In: Math
Explain what it means conceptually when we find that a correlation — or any other statistic that is testing a hypothesis — is significant. Refer to type I error, alpha, and confidence level.
Statistical Significance
When any experiment or research is done, statistical significance tests are done to check whether the result from data generated is not likely to occur randomly or by any chance. In order to determine the characteristics of population, we see the sample data and find how precise our estimate is.
The size of our sample dictates the amount of information we have and therefore, in part, determines our precision or level of confidence that we have in our sample estimates. The larger the size of sample, more the information we have and less will be the uncertainty.
The first step in conducting a test of statistical significance is to state the hypothesis.
Null Hypothesis - The claim tested by a statistical test is called the null hypothesis (H0). The test is designed to assess the strength of the evidence against the null hypothesis. Often the null hypothesis is a statement of “no difference.”
Alternate Hypothesis - The claim about the population that evidence is being sought for is the alternative hypothesis (Ha ).
Claim - The average marks of the class is 50.
Null Hypothesis(H0) μ = 50
Alternate hypothesis(Ha) μ≠50
When conducting a significance test, the goal is to provide evidence to reject the null hypothesis. If the evidence is strong enough to reject the null hypothesis, then the alternative hypothesis can automatically be accepted. However, if the evidence is not strong enough, researchers fail to reject the null hypothesis.
Test-Statistic (z score) -
A z-score indicates how many standard deviations an element is from the mean. A z-score can be calculated from the following formula.
z = (X - μ) / σ
P-Value
After computing the test statistic, the next step is to find out the probability of obtaining this score when the null hypothesis is true. The Normal curve helps researchers determine the percentage of individuals in the population who are located within certain intervals or above or below a certain score.To find this information, the score needs to be standardized. In the case of the example, this was already done by computing z, the test statistic.

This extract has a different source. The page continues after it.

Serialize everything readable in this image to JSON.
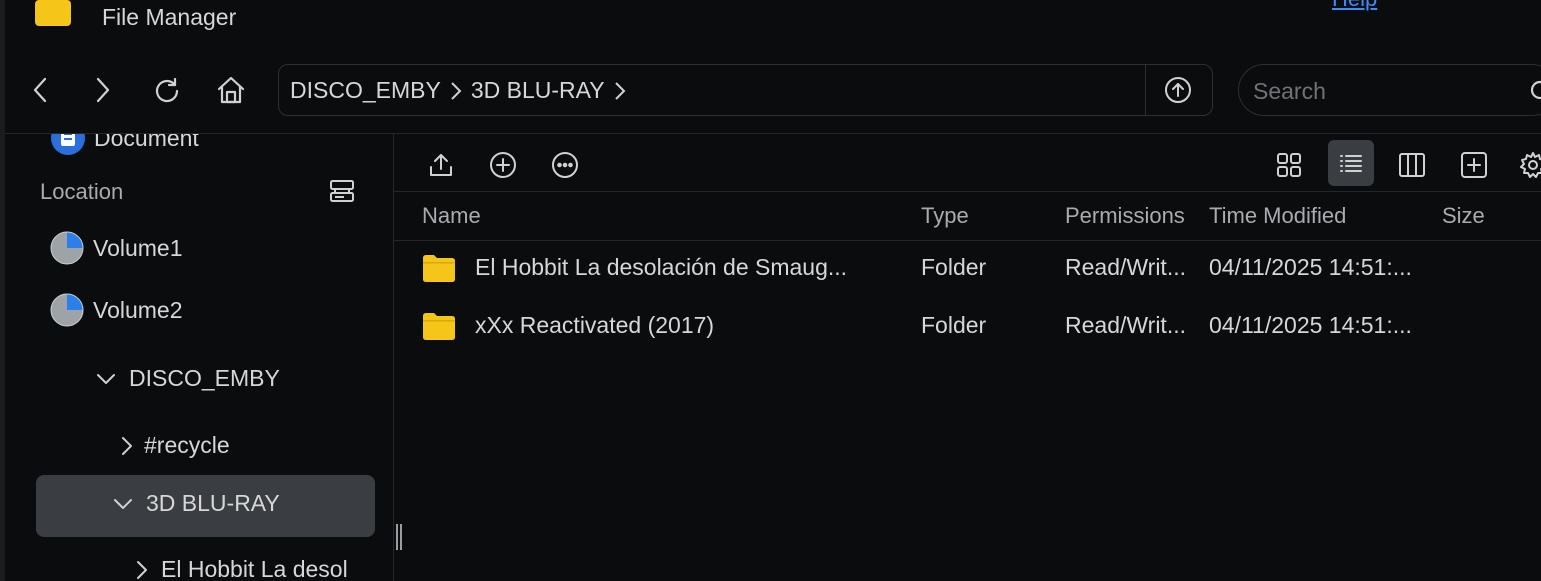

P-Value and Statistical Significance It is important to know how small the p-value needs to be in order to reject the null hypothesis.
In order to solve that, we use alpha(Significance level) which is the probability to reject H0 when H0 is true.
when P-value > alpha ---- Accept the null hypothesis (Results are insignificant)
and P-value <=alpha --- Reject the null hypothesis (Results are significant)
Confidence interval is used to describe the amount of uncertainty associated with a sample estimate of a population parameter. A 90% confidence level means that we would expect 90% of the interval estimates to include the population parameter; a 95% confidence level means that 95% of the intervals would include the parameter; and so on.
Type I and Type II errors
Type I error, also known as a “false positive”: the error of rejecting a null hypothesis when it is actually true.
Type II error, also known as a "false negative": the error of not rejecting a null hypothesis when the alternative hypothesis is the true state of nature
We perform a hypothesis test of the significance of the correlation coefficient to decide whether the linear relationship in the sample data is strong enough to use to model the relationship in the population. The same procedure of hypothesis testing explained above we follow while testing the significance of data.